J. F. Kennedy was far more an adult person than that bunch of idiots, but the problem was that when he needed to know about the Vietnams situation, he asked them, because that’s the way the presidential staff is supposed to work.

And in the end, the continuous censorship of the real situation reports succeeded in its intended purpose: making the president lose contact with reality. And that's the final reason why, between '60 and '62, the overall expense in military help to South Vietnam bloated so much: because the best generals in the whole world (some of whom were the same who had defeated Hitler twenty years before) were still thinking that that the Vietnam war was going to be 'no serious issue,' and faced with the obvious difficulties that the guerrilla warfare was creating for the South Vietnamese army, they used to reply that 'just before victory, the battle gets harder... This is just the final rush' 

And they dared to say this kind of crap before the Vietnam War even got started. 

On the contrary, in 1963 Trautman had already understood that the US was at risk of throwing itself blindfolded into a very difficult war, which could potentially turn out to be a disaster of biblical proportions.

But most of the soldiers had no interest in that.

Because it was up to people like Trautman to get the job done – not them – or get their fingers burnt when necessary, while trying to achieve it.

So, the US military forces became so torn apart so fast that their feud became not so different from the one the South Vietnamese ally was in too.

 

The war between the rebels (or the 'pessimists') and the  hawks became a real domestic battle that was fought using lies, phony accusations, deliberate transfers and reprisals against each other’s careers.

And this is exactly what happened to Trautman in 1965, when he was sent back to the US because he ‘ was too much of a bloody nuisance'. 

 

Nevertheless, Kennedy was not naïve, and in the end he caught on: there was something amiss.

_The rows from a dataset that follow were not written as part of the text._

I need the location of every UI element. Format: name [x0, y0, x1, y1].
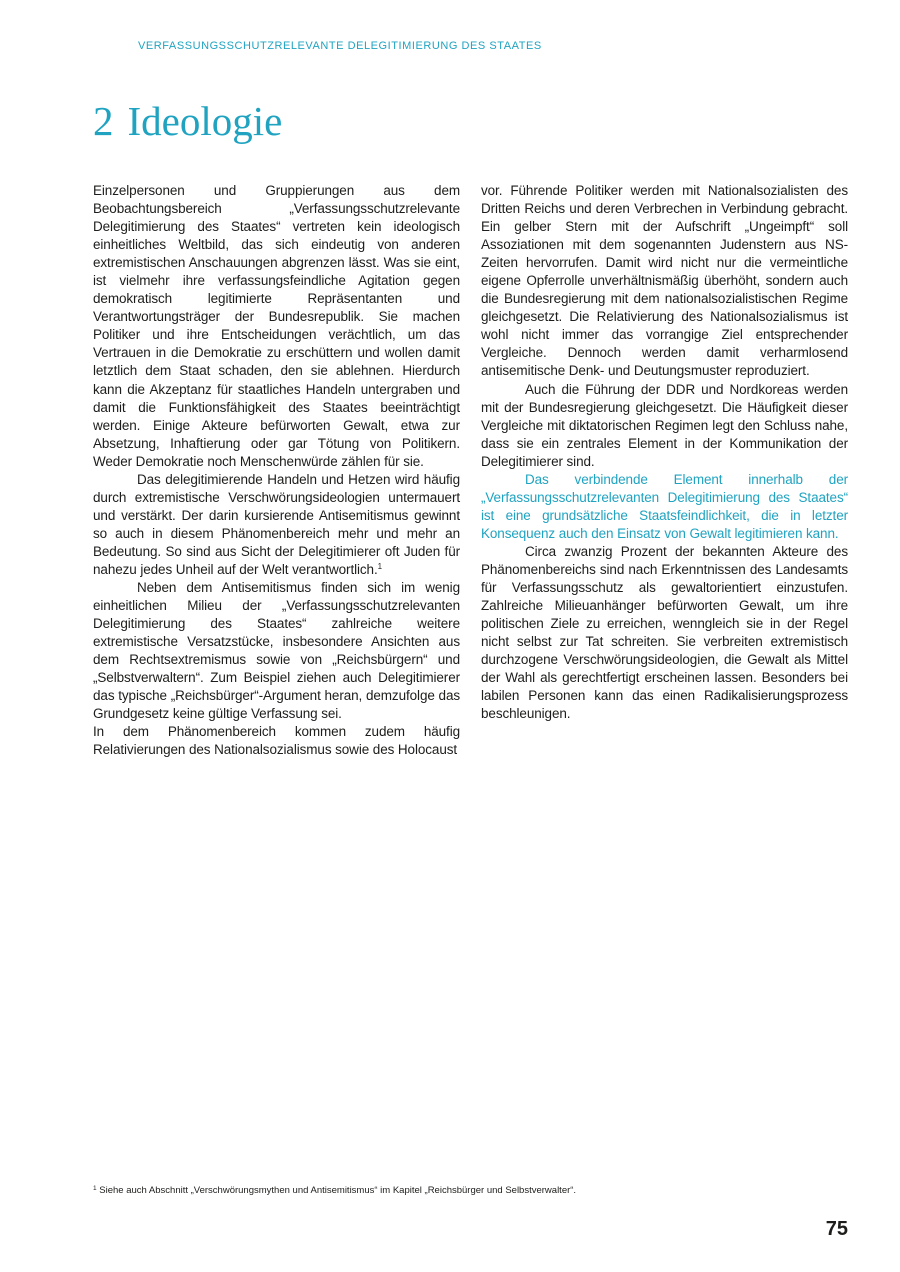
- highlighted-statement: Das verbindende Element innerhalb der „Verfassungsschutzrelevanten Delegitimierung des Staates“ ist eine grundsätzliche Staatsfeindlichkeit, die in letzter Konsequenz auch den Einsatz von Gewalt legitimieren kann.: [481, 471, 848, 541]
- chapter-number: 2: [93, 98, 114, 144]
- right-column: [481, 182, 848, 723]
- page-number: 75: [825, 1218, 848, 1240]
- footnote: [93, 1185, 813, 1197]
- paragraph: In dem Phänomenbereich kommen zudem häufig Relativierungen des Nationalsozialismus sowie des Holocaust: [93, 724, 460, 758]
- paragraph: Einzelpersonen und Gruppierungen aus dem Beobachtungsbereich „Verfassungsschutzrelevante Delegitimierung des Staates“ vertreten kein ideologisch einheitliches Weltbild, das sich eindeutig von anderen extremistischen Anschauungen abgrenzen lässt. Was sie eint, ist vielmehr ihre verfassungsfeindliche Agitation gegen demokratisch legitimierte Repräsentanten und Verantwortungsträger der Bundesrepublik. Sie machen Politiker und ihre Entscheidungen verächtlich, um das Vertrauen in die Demokratie zu erschüttern und wollen damit letztlich dem Staat schaden, den sie ablehnen. Hierdurch kann die Akzeptanz für staatliches Handeln untergraben und damit die Funktionsfähigkeit des Staates beeinträchtigt werden. Einige Akteure befürworten Gewalt, etwa zur Absetzung, Inhaftierung oder gar Tötung von Politikern. Weder Demokratie noch Menschenwürde zählen für sie.: [93, 183, 460, 469]
- footnote-text: Siehe auch Abschnitt „Verschwörungsmythen und Antisemitismus“ im Kapitel „Reichsbürger und Selbstverwalter“.: [99, 1185, 577, 1196]
- footnote-marker: 1: [93, 1185, 97, 1192]
- running-head: VERFASSUNGSSCHUTZRELEVANTE DELEGITIMIERUNG DES STAATES: [138, 40, 542, 52]
- paragraph: Neben dem Antisemitismus finden sich im wenig einheitlichen Milieu der „Verfassungsschutzrelevanten Delegitimierung des Staates“ zahlreiche weitere extremistische Versatzstücke, insbesondere Ansichten aus dem Rechtsextremismus sowie von „Reichsbürgern“ und „Selbstverwaltern“. Zum Beispiel ziehen auch Delegitimierer das typische „Reichsbürger“-Argument heran, demzufolge das Grundgesetz keine gültige Verfassung sei.: [93, 580, 460, 722]
- paragraph: Auch die Führung der DDR und Nordkoreas werden mit der Bundesregierung gleichgesetzt. Die Häufigkeit dieser Vergleiche mit diktatorischen Regimen legt den Schluss nahe, dass sie ein zentrales Element in der Kommunikation der Delegitimierer sind.: [481, 381, 848, 469]
- chapter-title: [93, 96, 282, 146]
- left-column: [93, 182, 460, 760]
- footnote-reference[interactable]: 1: [377, 561, 382, 571]
- paragraph: vor. Führende Politiker werden mit Nationalsozialisten des Dritten Reichs und deren Verbrechen in Verbindung gebracht. Ein gelber Stern mit der Aufschrift „Ungeimpft“ soll Assoziationen mit dem sogenannten Judenstern aus NS-Zeiten hervorrufen. Damit wird nicht nur die vermeintliche eigene Opferrolle unverhältnismäßig überhöht, sondern auch die Bundesregierung mit dem nationalsozialistischen Regime gleichgesetzt. Die Relativierung des Nationalsozialismus ist wohl nicht immer das vorrangige Ziel entsprechender Vergleiche. Dennoch werden damit verharmlosend antisemitische Denk- und Deutungsmuster reproduziert.: [481, 183, 848, 379]
- chapter-title-text: Ideologie: [127, 98, 283, 144]
- paragraph: [93, 471, 460, 579]
- paragraph-text: Das delegitimierende Handeln und Hetzen wird häufig durch extremistische Verschwörungsideologien untermauert und verstärkt. Der darin kursierende Antisemitismus gewinnt so auch in diesem Phänomenbereich mehr und mehr an Bedeutung. So sind aus Sicht der Delegitimierer oft Juden für nahezu jedes Unheil auf der Welt verantwortlich.: [93, 471, 460, 577]
- paragraph: Circa zwanzig Prozent der bekannten Akteure des Phänomenbereichs sind nach Erkenntnissen des Landesamts für Verfassungsschutz als gewaltorientiert einzustufen. Zahlreiche Milieuanhänger befürworten Gewalt, um ihre politischen Ziele zu erreichen, wenngleich sie in der Regel nicht selbst zur Tat schreiten. Sie verbreiten extremistisch durchzogene Verschwörungsideologien, die Gewalt als Mittel der Wahl als gerechtfertigt erscheinen lassen. Besonders bei labilen Personen kann das einen Radikalisierungsprozess beschleunigen.: [481, 543, 848, 722]
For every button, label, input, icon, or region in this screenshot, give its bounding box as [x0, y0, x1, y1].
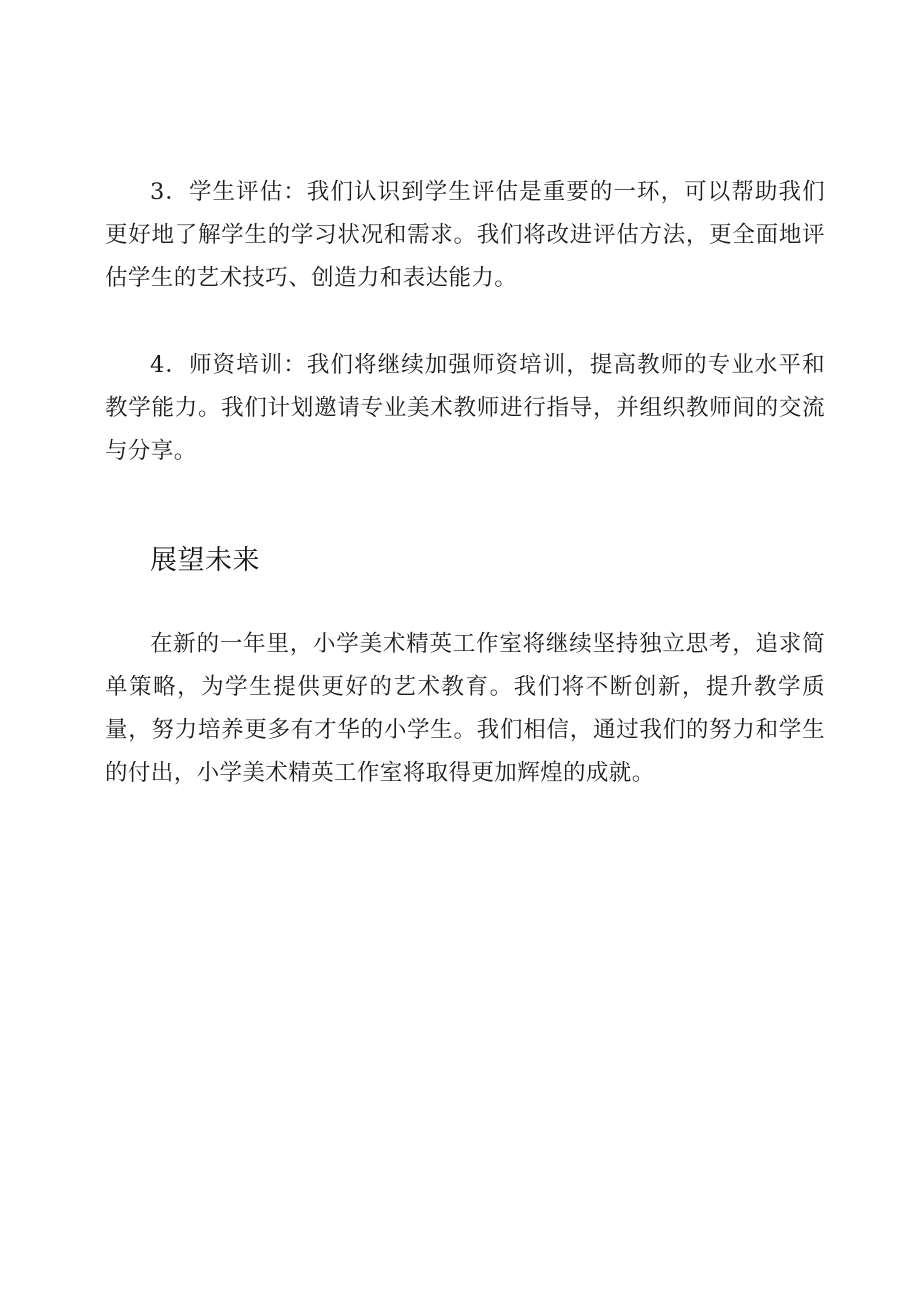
document-content — [105, 171, 825, 795]
paragraph-outlook-body: 在新的一年里，小学美术精英工作室将继续坚持独立思考，追求简单策略，为学生提供更好的艺术教育。我们将不断创新，提升教学质量，努力培养更多有才华的小学生。我们相信，通过我们的努力和学生的付出，小学美术精英工作室将取得更加辉煌的成就。 — [105, 631, 825, 786]
section-heading-outlook: 展望未来 — [150, 545, 260, 576]
paragraph-student-assessment: 3．学生评估：我们认识到学生评估是重要的一环，可以帮助我们更好地了解学生的学习状况和需求。我们将改进评估方法，更全面地评估学生的艺术技巧、创造力和表达能力。 — [105, 179, 825, 291]
paragraph-teacher-training: 4．师资培训：我们将继续加强师资培训，提高教师的专业水平和教学能力。我们计划邀请专业美术教师进行指导，并组织教师间的交流与分享。 — [105, 352, 825, 464]
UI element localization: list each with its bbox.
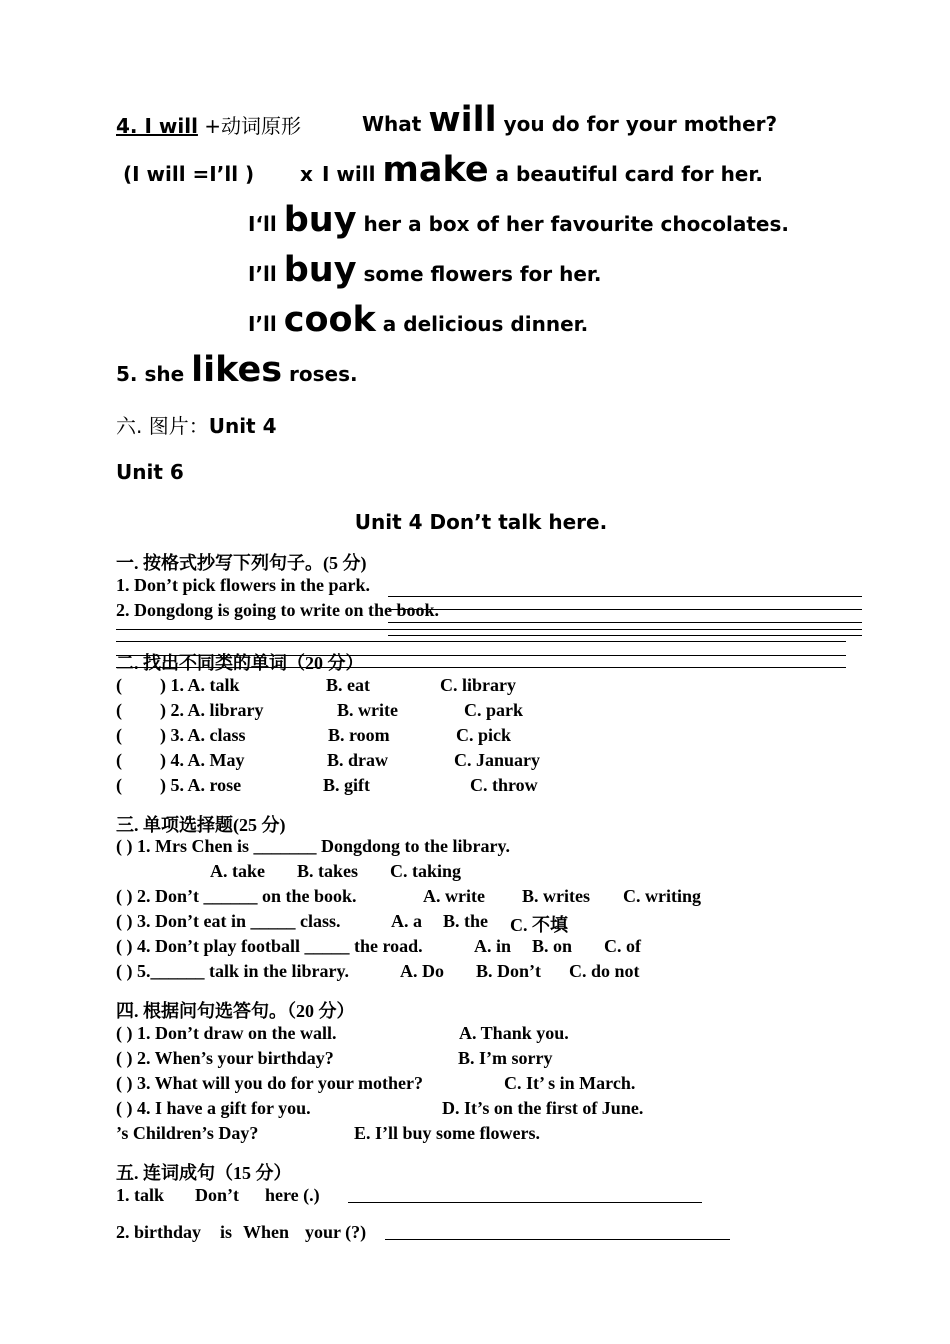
match-question: ( ) 1. Don’t draw on the wall. <box>116 1023 337 1043</box>
odd-one-out-bracket: ( <box>116 675 122 695</box>
odd-one-out-option-b: B. write <box>337 700 398 720</box>
odd-one-out-bracket: ( <box>116 775 122 795</box>
mcq-3-option-c: C. 不填 <box>510 915 568 935</box>
odd-one-out-option-a: ) 5. A. rose <box>160 775 242 795</box>
word-order-1-word: here (.) <box>265 1185 320 1205</box>
picture-note: 六. 图片：Unit 4 <box>116 414 277 438</box>
match-answer: B. I’m sorry <box>458 1048 553 1068</box>
odd-one-out-option-a: ) 3. A. class <box>160 725 246 745</box>
match-question: ’s Children’s Day? <box>116 1123 259 1143</box>
mcq-2-option-c: C. writing <box>623 886 701 906</box>
word-order-1-word: Don’t <box>195 1185 239 1205</box>
writing-line[interactable] <box>388 635 862 636</box>
example-buy-flowers: I’ll buy some flowers for her. <box>248 250 602 290</box>
odd-one-out-option-b: B. draw <box>327 750 389 770</box>
word-order-1-word: 1. talk <box>116 1185 165 1205</box>
copy-sentence-1: 1. Don’t pick flowers in the park. <box>116 575 371 595</box>
keyword-cook: cook <box>283 300 376 340</box>
keyword-buy: buy <box>283 200 357 240</box>
section-2-heading: 二. 找出不同类的单词（20 分） <box>116 653 364 673</box>
section-3-heading: 三. 单项选择题(25 分) <box>116 815 286 835</box>
answer-line[interactable] <box>385 1239 730 1240</box>
word-order-2-word: When <box>243 1222 290 1242</box>
unit-6-label: Unit 6 <box>116 460 184 484</box>
odd-one-out-option-b: B. gift <box>323 775 370 795</box>
word-order-2-word: your (?) <box>305 1222 367 1242</box>
match-answer: C. It’ s in March. <box>504 1073 636 1093</box>
mcq-5-option-a: A. Do <box>400 961 444 981</box>
mcq-4-option-b: B. on <box>532 936 573 956</box>
mark-x: x <box>300 162 313 186</box>
example-question: What will you do for your mother? <box>362 100 778 140</box>
mcq-3-option-a: A. a <box>391 911 422 931</box>
match-question: ( ) 3. What will you do for your mother? <box>116 1073 424 1093</box>
odd-one-out-option-c: C. park <box>464 700 524 720</box>
mcq-5-option-c: C. do not <box>569 961 640 981</box>
odd-one-out-option-c: C. throw <box>470 775 538 795</box>
mcq-3: ( ) 3. Don’t eat in _____ class. <box>116 911 341 931</box>
odd-one-out-option-b: B. room <box>328 725 390 745</box>
writing-line[interactable] <box>116 641 846 642</box>
odd-one-out-option-b: B. eat <box>326 675 370 695</box>
mcq-3-option-b: B. the <box>443 911 488 931</box>
mcq-4: ( ) 4. Don’t play football _____ the road. <box>116 936 423 956</box>
copy-sentence-2: 2. Dongdong is going to write on the book. <box>116 600 440 620</box>
writing-line[interactable] <box>116 629 862 630</box>
match-question: ( ) 4. I have a gift for you. <box>116 1098 311 1118</box>
match-question: ( ) 2. When’s your birthday? <box>116 1048 334 1068</box>
odd-one-out-option-a: ) 1. A. talk <box>160 675 240 695</box>
mcq-1-option-c: C. taking <box>390 861 462 881</box>
grammar-prefix: 4. I will <box>116 114 198 138</box>
example-make: I will make a beautiful card for her. <box>322 150 763 190</box>
mcq-1-option-a: A. take <box>210 861 265 881</box>
mcq-2-option-b: B. writes <box>522 886 590 906</box>
writing-line[interactable] <box>388 609 862 610</box>
odd-one-out-bracket: ( <box>116 750 122 770</box>
page-title: Unit 4 Don’t talk here. <box>354 510 608 534</box>
mcq-2: ( ) 2. Don’t ______ on the book. <box>116 886 357 906</box>
match-answer: E. I’ll buy some flowers. <box>354 1123 540 1143</box>
word-order-2-word: is <box>220 1222 233 1242</box>
match-answer: A. Thank you. <box>459 1023 569 1043</box>
mcq-2-option-a: A. write <box>423 886 485 906</box>
grammar-line-1 <box>116 110 301 139</box>
odd-one-out-bracket: ( <box>116 725 122 745</box>
example-buy-chocolates: I‘ll buy her a box of her favourite chocolates. <box>248 200 789 240</box>
grammar-rule: +动词原形 <box>197 114 302 138</box>
example-likes: 5. she likes roses. <box>116 350 358 390</box>
mcq-5-option-b: B. Don’t <box>476 961 542 981</box>
grammar-note: (I will =I’ll ) <box>123 162 255 186</box>
mcq-4-option-a: A. in <box>474 936 512 956</box>
section-4-heading: 四. 根据问句选答句。（20 分） <box>116 1001 355 1021</box>
keyword-will: will <box>428 100 497 140</box>
odd-one-out-option-c: C. January <box>454 750 541 770</box>
mcq-5: ( ) 5.______ talk in the library. <box>116 961 349 981</box>
odd-one-out-bracket: ( <box>116 700 122 720</box>
odd-one-out-option-a: ) 2. A. library <box>160 700 264 720</box>
answer-line[interactable] <box>348 1202 702 1203</box>
writing-line[interactable] <box>388 622 862 623</box>
writing-line[interactable] <box>388 596 862 597</box>
odd-one-out-option-c: C. library <box>440 675 516 695</box>
odd-one-out-option-a: ) 4. A. May <box>160 750 245 770</box>
mcq-1-option-b: B. takes <box>297 861 359 881</box>
section-1-heading: 一. 按格式抄写下列句子。(5 分) <box>116 553 367 573</box>
example-cook: I’ll cook a delicious dinner. <box>248 300 589 340</box>
section-5-heading: 五. 连词成句（15 分） <box>116 1163 292 1183</box>
mcq-1: ( ) 1. Mrs Chen is _______ Dongdong to the library. <box>116 836 511 856</box>
keyword-make: make <box>382 150 489 190</box>
match-answer: D. It’s on the first of June. <box>442 1098 644 1118</box>
keyword-likes: likes <box>191 350 283 390</box>
word-order-2-word: 2. birthday <box>116 1222 202 1242</box>
odd-one-out-option-c: C. pick <box>456 725 512 745</box>
keyword-buy: buy <box>283 250 357 290</box>
mcq-4-option-c: C. of <box>604 936 641 956</box>
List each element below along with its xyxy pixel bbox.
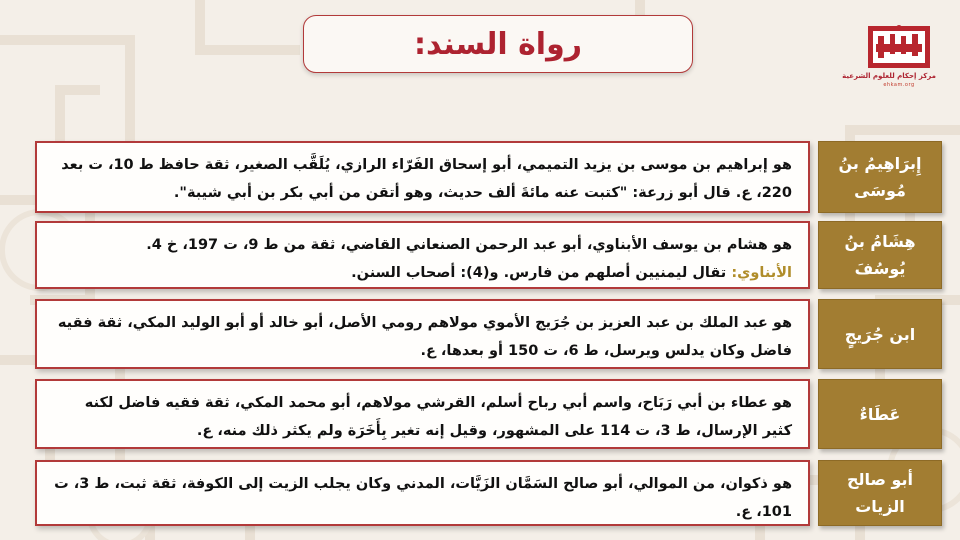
narrator-name: إِبرَاهِيمُ بنُ مُوسَى xyxy=(838,154,922,200)
narrator-name: هِشَامُ بنُ يُوسُفَ xyxy=(844,232,916,278)
narrator-name-box xyxy=(818,379,942,449)
narrator-bio-note: تقال ليمنيين أصلهم من فارس. و(4): أصحاب السنن. xyxy=(351,265,727,281)
slide-title-box xyxy=(303,15,693,73)
narrator-name-box xyxy=(818,141,942,213)
narrator-name-box xyxy=(818,299,942,369)
narrator-term-highlight: الأبناوي: xyxy=(731,265,792,281)
narrator-bio-box xyxy=(35,141,810,213)
narrator-bio-box xyxy=(35,221,810,289)
narrator-bio-box xyxy=(35,299,810,369)
narrator-bio: هو هشام بن يوسف الأبناوي، أبو عبد الرحمن الصنعاني القاضي، ثقة من ط 9، ت 197، خ 4. xyxy=(146,237,792,253)
narrator-name: أبو صالح الزيات xyxy=(846,470,914,516)
narrator-bio: هو عبد الملك بن عبد العزيز بن جُرَيج الأموي مولاهم رومي الأصل، أبو خالد أو أبو الوليد المكي، ثقة فقيه فاضل وكان يدلس ويرسل، ط 6، ت 150 أو بعدها، ع. xyxy=(57,315,792,359)
slide-title: رواة السند: xyxy=(414,26,583,62)
narrator-bio-box xyxy=(35,379,810,449)
narrator-name-box xyxy=(818,221,942,289)
narrator-name: عَطَاءٌ xyxy=(859,404,901,424)
narrator-bio: هو ذكوان، من الموالي، أبو صالح السَمَّان الزَيَّات، المدني وكان يجلب الزيت إلى الكوفة، ثقة ثبت، ط 3، ت 101، ع. xyxy=(54,476,792,520)
logo-mark-icon xyxy=(868,22,930,72)
logo-subtitle: مركز إحكام للعلوم الشرعية xyxy=(842,72,936,80)
narrator-bio-box xyxy=(35,460,810,526)
logo-url: ehkam.org xyxy=(883,82,915,88)
narrator-bio: هو إبراهيم بن موسى بن يزيد التميمي، أبو إسحاق الفَرّاء الرازي، يُلَقَّب الصغير، ثقة حافظ ط 10، ت بعد 220، ع. قال أبو زرعة: "كتبت عنه مائةَ ألف حديث، وهو أتقن من أبي بكر بن أبي شيبة". xyxy=(61,157,792,201)
narrator-name-box xyxy=(818,460,942,526)
narrator-bio: هو عطاء بن أبي رَبَاح، واسم أبي رباح أسلم، القرشي مولاهم، أبو محمد المكي، ثقة فقيه فاضل لكنه كثير الإرسال، ط 3، ت 114 على المشهور، وقيل إنه تغير بِأَخَرَة ولم يكثر ذلك منه، ع. xyxy=(84,395,792,439)
logo xyxy=(842,22,936,92)
narrator-name: ابن جُرَيجٍ xyxy=(844,324,916,344)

Someone had fooled around with him, and he was ready to take a step back.

And that was when an era of suspicion was born, and the search for the traitor, and what was once nothing but differences of opinion became duels to the death, with failing careers and immediate dismissal for disciplinary reasons.

 

The war 'hawks' partially calmed themselves down after Kennedy's death only when Johnson finally approved the military 'escalation' in  1964, thus finally giving them the war they had lied so much for.

And then, the Vietnam War had a memorable beginning that most have forgotten nowadays, because thinking how things ended up in the end, it's too painful to remember with retrospect.

 

The marines landed armed to their teeth on the coast of one of the worst Vietcong territories at the time, basically a remake of  'D-Day part II', but using firepower technology that was twenty years ahead of the one used during WWII.

On those beaches, the very same forces that had defeated the French army were waiting for them, and the marines were ready to unleash a kind firepower hell that the world had never seen before...

But they did not find a single enemy on those coasts, and that day not a single bullet flew.

On the contrary, they found a parade of civilians waiting for them with necklaces made of flowers in their hands.

The Vietcong had been well aware of the marines' landing since more than one week before, and they hadn't just stayed there, waiting for them, like the Americans thought they would.

'We are their enemies... They must fight us'  –  was the Americans’ thoughts, but that did not happen. And what's worse, while the marines were landing armed to their teeth on the coasts, the Vietcong were attacking other villages using violence and terror and completely undisturbed, and precisely because they knew exactly where the Americans were that day.  

That's how the Vietnam war began and, six years later, after fifty thousand American deaths, it would end in a very similar way.